Updated by German Lopez @germanrlopez email@example.com Oct 17, 2016, 4:30p
Donald Trump is very publicly freaking out about election fraud. He has tweeted multiple times about it, complaining that the election will be rigged against him — conveniently, as Hillary Clinton’s lead in the polls continues to grow.
It’s really no mystery where all this bluster — with no evidence of actual voter fraud to back it up — came from: the Republican Party.
Over the past few years, Republicans in many states took an opportunity — enabled by a 2013 Supreme Court ruling — to pass a series of new restrictions on voting. Critics said the restrictions disproportionately hurt minority voters. But Republican backers, at least in public, have pointed to a single issue to defend the measures: voter fraud.
A previous report by the US Department of Justice captured the sentiment among many Republicans: Rep.? Sue Burmeister, a lead sponsor of Georgia’s voter restriction law, told the Justice Department that “if there are fewer black voters because of this bill, it will only be because there is less opportunity for fraud. [Burmeister] said that when black voters in her black precincts are not paid to vote, they do not go to the polls.” Other Republicans, such as North Carolina Gov. Pat McCrory and Iowa Rep. Steve King, have similarly warned about the dangers of voter fraud.

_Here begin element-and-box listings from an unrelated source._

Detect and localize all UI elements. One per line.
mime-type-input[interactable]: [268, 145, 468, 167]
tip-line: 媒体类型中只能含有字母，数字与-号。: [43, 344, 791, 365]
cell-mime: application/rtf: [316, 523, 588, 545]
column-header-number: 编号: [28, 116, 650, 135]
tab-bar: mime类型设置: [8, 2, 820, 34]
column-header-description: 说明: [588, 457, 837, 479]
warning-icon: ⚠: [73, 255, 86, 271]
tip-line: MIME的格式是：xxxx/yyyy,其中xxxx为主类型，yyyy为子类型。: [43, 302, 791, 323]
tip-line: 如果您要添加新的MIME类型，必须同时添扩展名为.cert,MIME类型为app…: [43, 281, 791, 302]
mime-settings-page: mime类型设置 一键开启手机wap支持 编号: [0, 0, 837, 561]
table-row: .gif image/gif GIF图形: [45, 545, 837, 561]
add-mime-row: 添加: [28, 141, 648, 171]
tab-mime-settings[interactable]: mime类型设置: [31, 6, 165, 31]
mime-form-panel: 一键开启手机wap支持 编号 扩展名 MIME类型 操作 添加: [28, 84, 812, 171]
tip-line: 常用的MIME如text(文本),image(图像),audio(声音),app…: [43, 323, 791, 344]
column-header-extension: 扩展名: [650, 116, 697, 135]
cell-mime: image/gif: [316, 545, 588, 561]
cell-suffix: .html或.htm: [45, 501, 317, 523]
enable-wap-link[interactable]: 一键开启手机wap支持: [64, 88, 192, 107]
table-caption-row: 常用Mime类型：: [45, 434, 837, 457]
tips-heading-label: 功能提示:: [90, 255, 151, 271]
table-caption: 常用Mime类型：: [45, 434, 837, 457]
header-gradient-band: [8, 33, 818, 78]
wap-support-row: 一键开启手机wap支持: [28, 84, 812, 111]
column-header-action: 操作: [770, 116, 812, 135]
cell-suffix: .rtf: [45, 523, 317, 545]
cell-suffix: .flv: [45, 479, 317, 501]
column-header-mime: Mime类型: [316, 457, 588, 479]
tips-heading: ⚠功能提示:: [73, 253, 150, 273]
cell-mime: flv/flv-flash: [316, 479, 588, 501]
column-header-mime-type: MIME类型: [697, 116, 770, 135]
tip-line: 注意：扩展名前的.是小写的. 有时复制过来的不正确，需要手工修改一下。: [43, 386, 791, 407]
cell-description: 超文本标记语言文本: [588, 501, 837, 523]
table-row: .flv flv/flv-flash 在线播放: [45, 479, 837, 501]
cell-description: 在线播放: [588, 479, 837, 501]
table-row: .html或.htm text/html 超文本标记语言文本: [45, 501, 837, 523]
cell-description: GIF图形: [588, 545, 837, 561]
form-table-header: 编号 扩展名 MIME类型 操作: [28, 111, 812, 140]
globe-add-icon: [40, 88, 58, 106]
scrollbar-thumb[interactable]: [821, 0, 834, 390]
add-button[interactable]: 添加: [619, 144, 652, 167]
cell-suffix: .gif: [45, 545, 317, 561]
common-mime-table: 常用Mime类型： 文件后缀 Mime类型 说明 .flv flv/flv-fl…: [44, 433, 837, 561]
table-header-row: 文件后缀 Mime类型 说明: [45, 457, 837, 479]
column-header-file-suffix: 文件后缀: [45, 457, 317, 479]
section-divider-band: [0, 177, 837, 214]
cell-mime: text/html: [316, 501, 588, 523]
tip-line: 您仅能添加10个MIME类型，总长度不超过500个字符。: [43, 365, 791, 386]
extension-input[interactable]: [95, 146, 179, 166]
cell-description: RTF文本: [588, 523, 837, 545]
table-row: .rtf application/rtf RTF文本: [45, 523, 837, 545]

Trump isn’t even the first Republican presidential candidate to raise concerns about voter fraud. Back in 2008, many Republicans, with the support of conservative media outlets like Fox News, pushed concerns that ACORN — a community organization that focused in part on registering African-American voters — was engaging in mass-scale election fraud. At the time, Republican nominee John McCain warned that ACORN “is now on the verge of maybe perpetrating one of the greatest frauds in voter history in this country, maybe destroying the fabric of democracy.”